Ecopop, statistiques de l’avortement, affaire Giroud… Dieu merci, le Mondial de foot a débuté.
On ne sait pas quel nom donner à cette barrière-là, il faudrait être poète et poète féroce: les Genevoises donc avortent neuf fois plus que les Appenzelloises. On ne sait pas non plus si pour ces dernières, la même explication vaut que pour les jeunes filles de 15 à 19 ans, qui ne sont plus que 4% à avoir subi une interruption de grossesse, contre 6% il y encore huit ans. A savoir qu’en réalité elles n’avortent pas moins mais tombent moins souvent enceintes. C’est en tout cas ce que précise l’Office fédéral de la santé (OFS) et certainement le moyen le plus imparable pour faire baisser les statistiques en matière d’IVG.
Ce que l’on sait en revanche, c’est que les milieux anti-avortement se montrent pour une fois charitables et décidés à ne pas accabler de leur habituel courroux les malheureuses citoyennes du bout du lac. Certes à leur manière toujours un peu abrupte: en rajoutant dans le même panier indigne les Valaisannes et les Vaudoises. L’association «Choisir la vie» s’agace ainsi de ce que les trois cantons de «Vaud, Valais et Genève concentrent à eux seuls 30,25% des avortements pratiqués en Suisse chez les jeunes femmes de 15 à 24 ans». Après le welsch paresseux et alcoolique, verra-t-on naître le mythe des welschettes dévergondées et sans cervelle? Libre à chacun néanmoins de penser que la légère baisse des avortements constatée l’an dernier — 10’444 contre 10’853 en 2012 — ne doit pas forcément tout à la vertu et/ou la prévoyance exemplaire des Appenzelloises.
On pourra regretter à ce propos que l’ex porte-voix de la difficile cause anti-IVG, l’inénarrable encaveur Dominique G***, ait d’autres méchants chats à fouetter, spécialement les spécimens fouineurs qui hantent certaines rédactions, et d’autres soucis en tête, d’ordre aussi divers que variés — fraude fiscale, espionnage, tromperie sur la marchandise, on n’ose plus imaginer quoi encore. Ses commentaires toujours avisés et sa hauteur de vue jamais prise en défaut, bref son expertise, manquent cruellement au débat.
Dans ce contexte morose, le cri de guerre des partisans de l’initiative Ecopop — «Halte à la surpopulation» — apparait comme trop subtilement décalé. Au point de ne convaincre à peu près personne, plus même ses soutiens espérés. Un texte stipulant, comme on sait et ainsi que le rappelle sa tête plus ou moins pensante, le biochimiste Benno Büeler, que «la part de la croissance démographique due à l’immigration ne doit pas dépasser 0,2% de la population résidente».

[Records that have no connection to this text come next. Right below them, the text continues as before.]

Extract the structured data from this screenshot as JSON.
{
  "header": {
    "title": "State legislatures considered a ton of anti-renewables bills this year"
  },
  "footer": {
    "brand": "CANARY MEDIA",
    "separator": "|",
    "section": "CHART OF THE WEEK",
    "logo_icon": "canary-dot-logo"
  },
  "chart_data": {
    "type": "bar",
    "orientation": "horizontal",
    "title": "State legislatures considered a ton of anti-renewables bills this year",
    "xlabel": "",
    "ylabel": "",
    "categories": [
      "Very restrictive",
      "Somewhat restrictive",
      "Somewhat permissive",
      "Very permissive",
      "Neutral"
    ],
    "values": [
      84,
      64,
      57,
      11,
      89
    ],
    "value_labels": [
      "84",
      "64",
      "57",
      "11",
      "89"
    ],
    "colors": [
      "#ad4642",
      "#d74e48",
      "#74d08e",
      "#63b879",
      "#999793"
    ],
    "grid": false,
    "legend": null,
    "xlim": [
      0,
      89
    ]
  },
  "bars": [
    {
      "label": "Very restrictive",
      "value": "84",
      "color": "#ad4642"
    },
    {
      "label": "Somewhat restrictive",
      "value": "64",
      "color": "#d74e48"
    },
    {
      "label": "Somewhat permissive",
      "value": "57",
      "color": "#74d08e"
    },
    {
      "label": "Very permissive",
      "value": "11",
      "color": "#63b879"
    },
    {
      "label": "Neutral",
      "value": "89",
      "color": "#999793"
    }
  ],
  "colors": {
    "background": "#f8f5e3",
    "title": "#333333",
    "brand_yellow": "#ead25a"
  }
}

Une drôle de sorte d’usine à gaz puisqu’en toile de fond il s’agirait de réduire l’impact humain sur l’environnement en réduisant la croissance démographique par un frein à l’immigration et, accessoirement, en finançant des opérations de planning familial dans les pays en développement.
Sans doute échaudés par le petchi international dans lequel le vote du 9 février a plongé la Suisse — «un pays tout pourri» comme a su récemment l’exprimer en substance et avec son élégance coutumière un ancien président français — les parlementaires ont eu la dent plus que dure. «Une initiative raciste d’écolos en Birkenstock», a même résumé l’un d’eux, plutôt compétent en ces matière — initiative, Birkenstock et racisme — puisqu’il s’agissait de l’UDC saint-gallois Roland Rino Büchel.
Le vert-brun c’est sûr reste une couleur moyennement appétissante. Si en plus les interruptions de grossesse sont à la baisse, on comprend le blues des amis du Birkenstock et de la décroissance. On se consolera d’une telle actualité politique avec la fête mondiale du ballon rond enfin lancée. Ah le foot! Ses héros, tout purs, ses penseurs, ses artistes. Citons cette saillie de l’immense poète Diego Armando Maradona, qui pourrait servir aussi d’emblème à tous les politiciens victimes d’impuissance chronique: «Arriver dans la surface de réparation et ne pas pouvoir tirer au but, c’est comme danser avec sa sœur.»